JEFFERSON CITY, Mo. — The Senate passed a bill Thursday that aims to prevent HIV, viral hepatitis, and other infections among drug users by allowing certain health facilities to distribute clean hypodermic needles or syringes for free to those users.
SB 64 would exempt these facilities from the offense of unlawful distribution if they operate such a syringe access program or syringe services program (SSPs).
“When it was first brought to me, I was a no,” Sen. Holly Rehder, the bill’s sponsor, told The Missouri Times. “But, we have 30 years of statistics showing syringe access programs lower the number of users. That’s what really made me a true believer, seeing the statistics and the outcomes that these programs offer.”
When Rehder was a representative, the bill passed out of the House each time she filed it. But it always stalled in the Senate without being referred to committee — until now.
A number of groups, including the Missouri State Medical Association and the Missouri Pharmacy Association, and several private health companies, like Vivent Health and BJC Healthcare, spoke in support of the bill when it was heard in the Senate General Laws Committee in mid-January. No witnesses testified against the bill, and it passed unanimously.
“Hearing the bill in committee changes people’s minds,” Rehder said.
One of the main goals of the legislation is to help prevent the next HIV or Hepatitis C outbreak in Missouri, according to Rehder. There are 13 Missouri counties on the Centers for Disease Control and Prevention’s (CDC) list of counties that are at risk of “Rapid Dissemination of HIV/HCV infection Among Persons who Inject Drugs,” meaning areas that are at a high risk of an HIV or Hep C outbreak due to needle sharing. All of these counties are in rural areas.
Missouri reported 74 cases of acute Hepatitis C in 2018, the last year data was available — though the CDC has predicted the true number of infections could be as much as 1,400 percent higher than what is reported.

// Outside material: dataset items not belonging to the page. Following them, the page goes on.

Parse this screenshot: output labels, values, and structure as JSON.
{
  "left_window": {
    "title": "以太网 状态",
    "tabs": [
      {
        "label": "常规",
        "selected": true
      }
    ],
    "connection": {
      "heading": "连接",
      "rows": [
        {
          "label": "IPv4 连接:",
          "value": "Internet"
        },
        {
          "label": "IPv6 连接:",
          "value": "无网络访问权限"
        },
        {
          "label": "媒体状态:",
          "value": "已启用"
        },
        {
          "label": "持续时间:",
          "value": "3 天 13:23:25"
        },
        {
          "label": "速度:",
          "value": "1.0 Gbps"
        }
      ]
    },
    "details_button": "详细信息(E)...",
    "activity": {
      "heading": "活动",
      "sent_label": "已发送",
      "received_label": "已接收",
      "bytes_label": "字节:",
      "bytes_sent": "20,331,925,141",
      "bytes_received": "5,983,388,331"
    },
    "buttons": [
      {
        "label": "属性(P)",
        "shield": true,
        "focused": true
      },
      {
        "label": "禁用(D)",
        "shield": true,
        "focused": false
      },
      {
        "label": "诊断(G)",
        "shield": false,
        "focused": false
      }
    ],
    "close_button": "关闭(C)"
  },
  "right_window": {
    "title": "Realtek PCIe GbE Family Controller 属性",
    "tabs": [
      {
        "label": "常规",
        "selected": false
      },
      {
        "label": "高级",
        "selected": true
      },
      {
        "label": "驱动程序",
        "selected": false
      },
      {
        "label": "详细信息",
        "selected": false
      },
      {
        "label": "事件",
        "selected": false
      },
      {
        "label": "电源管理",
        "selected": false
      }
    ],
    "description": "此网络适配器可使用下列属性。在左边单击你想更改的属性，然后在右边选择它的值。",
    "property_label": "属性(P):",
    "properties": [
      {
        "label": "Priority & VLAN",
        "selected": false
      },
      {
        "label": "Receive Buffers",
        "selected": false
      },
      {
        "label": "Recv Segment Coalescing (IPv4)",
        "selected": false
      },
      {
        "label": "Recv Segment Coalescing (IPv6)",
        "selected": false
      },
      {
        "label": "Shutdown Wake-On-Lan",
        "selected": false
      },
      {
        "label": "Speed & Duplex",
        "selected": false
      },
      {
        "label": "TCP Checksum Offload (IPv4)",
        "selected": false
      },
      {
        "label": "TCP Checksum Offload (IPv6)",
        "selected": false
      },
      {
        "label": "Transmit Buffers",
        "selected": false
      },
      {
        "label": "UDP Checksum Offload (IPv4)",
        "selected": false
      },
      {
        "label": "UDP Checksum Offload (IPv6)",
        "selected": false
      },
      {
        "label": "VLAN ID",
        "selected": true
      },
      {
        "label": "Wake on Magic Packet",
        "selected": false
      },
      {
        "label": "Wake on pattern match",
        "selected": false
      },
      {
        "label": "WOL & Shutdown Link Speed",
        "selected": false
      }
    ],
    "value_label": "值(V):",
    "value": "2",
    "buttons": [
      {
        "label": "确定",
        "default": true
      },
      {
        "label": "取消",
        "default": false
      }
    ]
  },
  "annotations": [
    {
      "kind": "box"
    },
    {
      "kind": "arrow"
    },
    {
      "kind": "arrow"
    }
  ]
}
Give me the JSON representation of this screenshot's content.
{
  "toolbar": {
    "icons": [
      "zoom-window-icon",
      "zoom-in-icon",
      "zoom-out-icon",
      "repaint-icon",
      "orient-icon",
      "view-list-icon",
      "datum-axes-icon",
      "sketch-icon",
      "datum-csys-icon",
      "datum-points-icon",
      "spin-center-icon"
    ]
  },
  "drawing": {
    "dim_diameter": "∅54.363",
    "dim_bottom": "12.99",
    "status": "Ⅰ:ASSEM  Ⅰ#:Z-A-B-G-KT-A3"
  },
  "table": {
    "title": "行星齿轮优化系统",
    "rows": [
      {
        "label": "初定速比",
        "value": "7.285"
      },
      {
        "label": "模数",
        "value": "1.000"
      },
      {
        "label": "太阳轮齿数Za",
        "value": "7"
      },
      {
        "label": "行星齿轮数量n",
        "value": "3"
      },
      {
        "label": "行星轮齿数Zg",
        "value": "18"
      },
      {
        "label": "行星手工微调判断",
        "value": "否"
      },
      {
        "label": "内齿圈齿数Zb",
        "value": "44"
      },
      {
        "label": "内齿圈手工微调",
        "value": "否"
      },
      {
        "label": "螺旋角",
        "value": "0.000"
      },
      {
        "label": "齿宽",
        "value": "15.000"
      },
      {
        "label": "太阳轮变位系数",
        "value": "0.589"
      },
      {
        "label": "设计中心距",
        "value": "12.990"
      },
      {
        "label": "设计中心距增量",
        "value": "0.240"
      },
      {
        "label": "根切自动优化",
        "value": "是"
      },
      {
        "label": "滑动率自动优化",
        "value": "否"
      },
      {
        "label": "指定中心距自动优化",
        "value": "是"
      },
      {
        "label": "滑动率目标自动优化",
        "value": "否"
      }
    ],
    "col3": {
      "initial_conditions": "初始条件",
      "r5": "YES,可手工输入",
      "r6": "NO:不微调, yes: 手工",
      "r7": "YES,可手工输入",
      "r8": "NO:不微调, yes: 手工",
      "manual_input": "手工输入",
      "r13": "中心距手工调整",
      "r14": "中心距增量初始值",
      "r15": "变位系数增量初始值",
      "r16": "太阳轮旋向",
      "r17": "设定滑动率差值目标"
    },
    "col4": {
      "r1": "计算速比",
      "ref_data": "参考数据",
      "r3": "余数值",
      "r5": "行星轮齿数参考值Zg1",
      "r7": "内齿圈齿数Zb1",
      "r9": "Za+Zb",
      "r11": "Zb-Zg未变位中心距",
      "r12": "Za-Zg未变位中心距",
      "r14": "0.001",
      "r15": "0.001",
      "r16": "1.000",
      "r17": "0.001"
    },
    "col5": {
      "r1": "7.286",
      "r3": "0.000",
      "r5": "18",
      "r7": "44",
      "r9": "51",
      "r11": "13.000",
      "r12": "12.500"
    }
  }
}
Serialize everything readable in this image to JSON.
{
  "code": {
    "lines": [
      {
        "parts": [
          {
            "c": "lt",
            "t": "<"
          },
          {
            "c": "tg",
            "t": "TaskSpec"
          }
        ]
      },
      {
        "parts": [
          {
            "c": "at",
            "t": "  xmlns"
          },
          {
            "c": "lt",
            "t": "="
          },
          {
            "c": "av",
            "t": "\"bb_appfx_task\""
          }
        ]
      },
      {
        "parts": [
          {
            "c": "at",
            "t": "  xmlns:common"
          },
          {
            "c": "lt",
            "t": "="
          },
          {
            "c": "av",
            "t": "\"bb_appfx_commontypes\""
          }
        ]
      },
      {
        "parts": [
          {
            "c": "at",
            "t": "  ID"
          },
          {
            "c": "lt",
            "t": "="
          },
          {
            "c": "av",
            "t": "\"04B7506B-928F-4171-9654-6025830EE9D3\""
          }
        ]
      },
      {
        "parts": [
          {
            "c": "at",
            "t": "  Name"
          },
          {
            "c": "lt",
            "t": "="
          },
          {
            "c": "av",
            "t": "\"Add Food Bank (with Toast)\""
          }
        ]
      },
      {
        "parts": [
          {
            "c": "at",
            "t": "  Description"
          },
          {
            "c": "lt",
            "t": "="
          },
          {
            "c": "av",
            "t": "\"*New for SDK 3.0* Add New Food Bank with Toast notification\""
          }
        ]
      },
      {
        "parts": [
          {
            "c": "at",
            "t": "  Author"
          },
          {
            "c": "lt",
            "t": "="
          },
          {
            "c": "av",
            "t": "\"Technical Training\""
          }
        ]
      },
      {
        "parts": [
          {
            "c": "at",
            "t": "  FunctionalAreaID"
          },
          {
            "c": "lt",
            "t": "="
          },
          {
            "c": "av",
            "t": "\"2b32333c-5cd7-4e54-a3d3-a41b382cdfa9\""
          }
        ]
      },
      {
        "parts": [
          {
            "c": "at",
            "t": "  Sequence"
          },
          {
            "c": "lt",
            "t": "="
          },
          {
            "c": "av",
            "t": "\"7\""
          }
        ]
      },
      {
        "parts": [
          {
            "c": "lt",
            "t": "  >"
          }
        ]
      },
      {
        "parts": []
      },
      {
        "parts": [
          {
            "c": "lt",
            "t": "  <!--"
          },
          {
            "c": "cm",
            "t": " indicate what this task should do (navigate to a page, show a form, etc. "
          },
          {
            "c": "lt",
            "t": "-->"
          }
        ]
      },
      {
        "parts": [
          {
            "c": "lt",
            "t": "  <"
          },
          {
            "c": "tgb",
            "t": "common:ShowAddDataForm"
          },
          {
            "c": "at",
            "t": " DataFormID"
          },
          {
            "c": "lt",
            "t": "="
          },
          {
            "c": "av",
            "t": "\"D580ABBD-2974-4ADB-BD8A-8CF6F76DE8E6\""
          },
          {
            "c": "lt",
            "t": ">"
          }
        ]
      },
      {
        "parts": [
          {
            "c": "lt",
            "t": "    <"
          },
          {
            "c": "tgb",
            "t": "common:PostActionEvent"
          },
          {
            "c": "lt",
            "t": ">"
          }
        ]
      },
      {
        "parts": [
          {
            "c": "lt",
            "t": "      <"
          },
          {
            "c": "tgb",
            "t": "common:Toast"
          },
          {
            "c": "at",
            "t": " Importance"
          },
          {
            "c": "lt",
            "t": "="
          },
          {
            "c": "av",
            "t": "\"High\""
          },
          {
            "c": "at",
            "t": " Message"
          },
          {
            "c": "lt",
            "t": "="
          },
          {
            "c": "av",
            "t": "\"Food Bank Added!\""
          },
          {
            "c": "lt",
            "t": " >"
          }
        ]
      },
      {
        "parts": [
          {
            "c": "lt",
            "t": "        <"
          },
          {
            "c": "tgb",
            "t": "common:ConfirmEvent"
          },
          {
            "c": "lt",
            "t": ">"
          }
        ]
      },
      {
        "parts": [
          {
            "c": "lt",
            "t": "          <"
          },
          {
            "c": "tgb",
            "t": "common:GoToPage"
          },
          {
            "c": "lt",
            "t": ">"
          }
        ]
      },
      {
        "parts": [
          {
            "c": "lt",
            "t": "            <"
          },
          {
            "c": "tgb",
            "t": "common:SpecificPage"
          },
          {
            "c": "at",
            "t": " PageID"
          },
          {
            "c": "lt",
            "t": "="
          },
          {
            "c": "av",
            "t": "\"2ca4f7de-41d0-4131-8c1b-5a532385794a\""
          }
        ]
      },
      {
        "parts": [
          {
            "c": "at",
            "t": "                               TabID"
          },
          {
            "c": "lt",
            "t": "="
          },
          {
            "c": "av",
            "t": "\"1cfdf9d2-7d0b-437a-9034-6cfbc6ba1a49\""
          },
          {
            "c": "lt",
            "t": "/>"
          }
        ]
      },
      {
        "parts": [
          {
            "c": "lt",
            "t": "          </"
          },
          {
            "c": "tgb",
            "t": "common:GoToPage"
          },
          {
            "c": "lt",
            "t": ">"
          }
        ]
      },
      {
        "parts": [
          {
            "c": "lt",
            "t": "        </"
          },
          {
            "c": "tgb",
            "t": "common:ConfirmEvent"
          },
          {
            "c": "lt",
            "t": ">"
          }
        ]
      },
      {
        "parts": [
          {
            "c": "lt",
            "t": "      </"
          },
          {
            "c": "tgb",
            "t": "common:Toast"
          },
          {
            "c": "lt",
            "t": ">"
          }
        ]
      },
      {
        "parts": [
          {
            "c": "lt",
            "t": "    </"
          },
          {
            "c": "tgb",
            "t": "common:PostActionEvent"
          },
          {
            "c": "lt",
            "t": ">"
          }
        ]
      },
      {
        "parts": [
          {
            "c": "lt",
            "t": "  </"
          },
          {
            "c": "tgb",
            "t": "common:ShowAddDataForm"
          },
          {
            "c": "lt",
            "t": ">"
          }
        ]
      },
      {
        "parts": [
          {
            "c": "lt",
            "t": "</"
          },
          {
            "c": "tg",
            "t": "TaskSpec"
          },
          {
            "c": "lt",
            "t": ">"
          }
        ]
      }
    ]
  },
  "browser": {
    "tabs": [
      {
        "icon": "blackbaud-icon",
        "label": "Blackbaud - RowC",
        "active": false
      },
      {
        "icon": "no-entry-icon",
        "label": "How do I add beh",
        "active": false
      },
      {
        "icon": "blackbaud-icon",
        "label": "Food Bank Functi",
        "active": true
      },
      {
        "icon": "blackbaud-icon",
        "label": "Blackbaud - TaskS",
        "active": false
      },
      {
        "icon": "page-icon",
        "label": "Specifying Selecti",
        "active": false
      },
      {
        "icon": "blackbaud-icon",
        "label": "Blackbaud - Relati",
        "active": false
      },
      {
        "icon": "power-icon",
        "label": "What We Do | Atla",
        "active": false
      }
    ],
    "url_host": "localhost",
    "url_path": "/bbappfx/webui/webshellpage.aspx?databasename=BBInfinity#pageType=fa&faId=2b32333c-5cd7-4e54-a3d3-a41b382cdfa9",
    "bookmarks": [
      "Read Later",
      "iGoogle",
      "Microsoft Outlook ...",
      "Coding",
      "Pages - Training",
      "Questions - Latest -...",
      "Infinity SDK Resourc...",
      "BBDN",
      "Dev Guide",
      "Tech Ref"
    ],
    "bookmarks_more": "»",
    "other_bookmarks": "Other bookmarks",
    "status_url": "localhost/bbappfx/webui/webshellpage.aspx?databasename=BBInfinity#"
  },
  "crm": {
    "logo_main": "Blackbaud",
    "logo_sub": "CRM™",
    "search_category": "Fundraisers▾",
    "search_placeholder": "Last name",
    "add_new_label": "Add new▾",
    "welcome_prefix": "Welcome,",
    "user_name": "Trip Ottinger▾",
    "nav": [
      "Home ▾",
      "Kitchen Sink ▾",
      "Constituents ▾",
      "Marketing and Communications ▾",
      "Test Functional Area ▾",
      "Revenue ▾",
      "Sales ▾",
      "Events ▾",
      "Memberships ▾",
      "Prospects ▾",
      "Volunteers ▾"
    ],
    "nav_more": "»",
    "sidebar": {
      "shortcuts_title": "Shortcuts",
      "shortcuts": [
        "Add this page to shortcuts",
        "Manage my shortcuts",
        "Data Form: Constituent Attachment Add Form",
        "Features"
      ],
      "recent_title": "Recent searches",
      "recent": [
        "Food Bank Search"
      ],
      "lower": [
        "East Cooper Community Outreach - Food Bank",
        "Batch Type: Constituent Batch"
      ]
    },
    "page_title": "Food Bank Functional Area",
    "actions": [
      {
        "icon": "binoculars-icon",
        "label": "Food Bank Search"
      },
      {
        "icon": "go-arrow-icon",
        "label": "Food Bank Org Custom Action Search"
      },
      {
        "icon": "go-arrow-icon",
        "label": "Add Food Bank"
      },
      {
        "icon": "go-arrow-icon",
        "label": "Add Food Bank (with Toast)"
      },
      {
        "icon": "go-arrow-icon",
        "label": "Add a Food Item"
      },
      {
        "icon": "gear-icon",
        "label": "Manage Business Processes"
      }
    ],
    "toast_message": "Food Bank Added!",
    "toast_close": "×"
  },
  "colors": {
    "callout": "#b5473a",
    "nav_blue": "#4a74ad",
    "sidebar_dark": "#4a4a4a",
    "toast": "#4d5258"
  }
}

Syringe service programs are linked to a 50 percent reduction in HIV and Hepatitis C incidence, according to the CDC, which also reported that SSPs do not cause or increase illegal drug use and do not cause or increase crime. Instead, a Seattle study found that new users of SSPs were five times as likely to enter drug treatment programs.
“No one’s going to start using a needle because they got a free one,” Rehder said. “These are people who are already using needles and giving them clean needles helps slow the spread of HIV and Hep C. It is the only thing that is proven to really drop that curve.”
The bill will now head to the lower chamber for consideration.